Oh the mall, the mall, THE MALL. The sales, the bells, the Christmas trees, the shambling horde of festive zombies. This year may be the most dangerous shopping season ever, with new reports of canny zombies disguising themselves as your friendly neighborhood mall Santa. That’s right, zombie Santas appearing at malls around the world.
While the mall debate always heats up at this, the coldest time of the year, 2010 may be the worst one on record. With recent record-breaking retail numbers, it’s a banner year for mall zombies everywhere. Disturbing reports are trickling in from around the globe of a few zombies with a highly-evolved deceptive new feeding strategy. THE MALL SANTA DISGUISE.
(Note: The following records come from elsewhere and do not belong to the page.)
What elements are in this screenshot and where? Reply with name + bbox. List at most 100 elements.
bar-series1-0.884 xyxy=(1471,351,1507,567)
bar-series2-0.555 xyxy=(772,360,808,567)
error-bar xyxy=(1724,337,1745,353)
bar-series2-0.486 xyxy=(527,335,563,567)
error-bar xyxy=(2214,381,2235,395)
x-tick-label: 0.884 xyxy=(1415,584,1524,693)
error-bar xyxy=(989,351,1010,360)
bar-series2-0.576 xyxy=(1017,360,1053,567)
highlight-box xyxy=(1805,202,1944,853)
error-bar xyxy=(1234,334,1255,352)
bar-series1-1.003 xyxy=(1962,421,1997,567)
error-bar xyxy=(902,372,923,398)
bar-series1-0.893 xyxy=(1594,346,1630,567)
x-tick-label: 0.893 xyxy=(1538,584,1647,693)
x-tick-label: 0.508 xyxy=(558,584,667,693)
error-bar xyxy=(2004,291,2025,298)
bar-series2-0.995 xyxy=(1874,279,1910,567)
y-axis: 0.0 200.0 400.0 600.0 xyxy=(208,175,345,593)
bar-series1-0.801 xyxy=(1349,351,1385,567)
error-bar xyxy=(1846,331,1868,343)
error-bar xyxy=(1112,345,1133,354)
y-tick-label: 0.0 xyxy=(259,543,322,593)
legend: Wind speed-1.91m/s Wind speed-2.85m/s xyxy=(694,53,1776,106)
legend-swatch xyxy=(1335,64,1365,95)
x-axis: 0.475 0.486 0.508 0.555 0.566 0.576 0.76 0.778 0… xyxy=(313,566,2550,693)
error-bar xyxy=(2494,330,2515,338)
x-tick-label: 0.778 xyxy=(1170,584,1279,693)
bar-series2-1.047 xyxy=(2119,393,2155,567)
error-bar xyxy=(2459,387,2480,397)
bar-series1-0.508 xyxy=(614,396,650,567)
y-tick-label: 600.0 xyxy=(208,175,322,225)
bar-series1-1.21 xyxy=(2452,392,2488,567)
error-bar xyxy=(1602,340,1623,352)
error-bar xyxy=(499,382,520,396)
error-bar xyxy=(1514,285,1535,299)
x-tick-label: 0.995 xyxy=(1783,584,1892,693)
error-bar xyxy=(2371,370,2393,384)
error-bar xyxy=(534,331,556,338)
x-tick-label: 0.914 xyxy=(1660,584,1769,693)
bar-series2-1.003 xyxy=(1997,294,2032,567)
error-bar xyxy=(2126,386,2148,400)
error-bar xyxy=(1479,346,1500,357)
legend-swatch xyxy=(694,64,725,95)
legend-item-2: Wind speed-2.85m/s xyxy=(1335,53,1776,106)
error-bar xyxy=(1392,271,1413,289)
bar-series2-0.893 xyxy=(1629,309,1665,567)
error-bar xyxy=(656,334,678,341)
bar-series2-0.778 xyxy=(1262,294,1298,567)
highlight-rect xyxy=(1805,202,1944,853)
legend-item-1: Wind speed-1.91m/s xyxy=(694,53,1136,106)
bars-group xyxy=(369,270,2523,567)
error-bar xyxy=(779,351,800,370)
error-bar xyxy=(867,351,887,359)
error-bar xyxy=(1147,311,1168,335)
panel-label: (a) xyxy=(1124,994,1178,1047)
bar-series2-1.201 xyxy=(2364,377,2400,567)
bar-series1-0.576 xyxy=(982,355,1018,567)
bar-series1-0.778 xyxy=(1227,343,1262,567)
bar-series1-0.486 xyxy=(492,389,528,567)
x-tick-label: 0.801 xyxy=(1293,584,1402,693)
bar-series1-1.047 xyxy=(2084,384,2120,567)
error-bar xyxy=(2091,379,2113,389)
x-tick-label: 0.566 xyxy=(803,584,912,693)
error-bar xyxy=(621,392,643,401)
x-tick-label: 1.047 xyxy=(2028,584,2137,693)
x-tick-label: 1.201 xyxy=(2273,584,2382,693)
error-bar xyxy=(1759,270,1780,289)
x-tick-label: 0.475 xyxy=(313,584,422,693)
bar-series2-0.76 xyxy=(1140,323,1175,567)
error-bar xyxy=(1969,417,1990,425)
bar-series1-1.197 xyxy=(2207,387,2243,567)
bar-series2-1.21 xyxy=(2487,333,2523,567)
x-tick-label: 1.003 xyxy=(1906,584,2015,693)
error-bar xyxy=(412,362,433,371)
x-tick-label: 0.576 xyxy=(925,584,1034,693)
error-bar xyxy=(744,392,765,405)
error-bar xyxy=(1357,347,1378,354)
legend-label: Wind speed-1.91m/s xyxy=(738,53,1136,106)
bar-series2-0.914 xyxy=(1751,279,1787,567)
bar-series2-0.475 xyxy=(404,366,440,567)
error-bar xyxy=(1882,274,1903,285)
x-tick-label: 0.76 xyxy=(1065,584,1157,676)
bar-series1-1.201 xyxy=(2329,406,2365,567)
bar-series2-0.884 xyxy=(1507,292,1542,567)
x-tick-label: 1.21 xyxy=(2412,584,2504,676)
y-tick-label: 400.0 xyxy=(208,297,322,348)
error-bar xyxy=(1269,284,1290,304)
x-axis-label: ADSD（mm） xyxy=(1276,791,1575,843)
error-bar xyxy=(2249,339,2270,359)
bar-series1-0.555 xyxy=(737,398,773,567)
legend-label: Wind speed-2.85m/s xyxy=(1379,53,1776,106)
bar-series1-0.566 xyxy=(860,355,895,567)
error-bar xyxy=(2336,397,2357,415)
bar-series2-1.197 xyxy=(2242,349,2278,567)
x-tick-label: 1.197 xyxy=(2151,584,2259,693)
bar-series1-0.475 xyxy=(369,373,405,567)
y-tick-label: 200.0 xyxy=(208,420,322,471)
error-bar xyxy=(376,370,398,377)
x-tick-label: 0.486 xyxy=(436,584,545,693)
What more efficient way for a zombie to procure an endless queue of tender, young brain material? No more extended staggering slow-motion hunting for these zombies. It’s like a brain buffet delivery. But better. Because young brains, as we all know, are a zombie delicacy, the equivalent of zombie veal. And zombies, who are well known for their excellent listening skills and their epic inability to feel pain, actually make passably good, very patient mall Santas. Even with really heavy kids and/or really long wish lists, the mall zombie Santa just grunts agreeably, looking for all appearances about like what you would expect from the average mall Santa! Right up until the moment he rips your nose off your face to get to your brain. A survivor managed to catch one on video, below:
So how’s the smart survivor to tell the difference between a zombie Santa and one who is maybe just hung over?
Well the Monstrometer can help but the area scan will likely not be 100% reliable due to the proximity of so many other mall zombies. Understandably you may not want to administer the biometric scan at all. In this case, your best clues may come from the kids themselves. Watch them very closely. While it’s very normal for kids to kick and scream on their way to slaughter – I mean Santa – it’s also normal for this kicking and screaming to eventually cease, as the child senses the barbaric seasonal ritual coming to an end. By the time it is actually over, most child will be very happy to leave, often showing no signs of visible blood or brain material on their faces.
Now with a zombie Santa of course, this is not the case. The screaming and crying will suddenly intensify as the Zombie Santa bites into the center of the child’s face. By most reports zombie Santas go straight for a child’s nose as this cartilaginous protuberance provides softest and easiest access to the brain, through the hypothalamus.
If you do encounter a dangerous Zombie Santa, do not draw attention to yourself by attempting to neutralize him by yourself. Remember you are on their turf. And above all, do NOT give him your Christmas list. He’ll only ooze on it.
We’ll deal with this more in Sunday’s blog post. Until then, keep on keeping on this holiday season.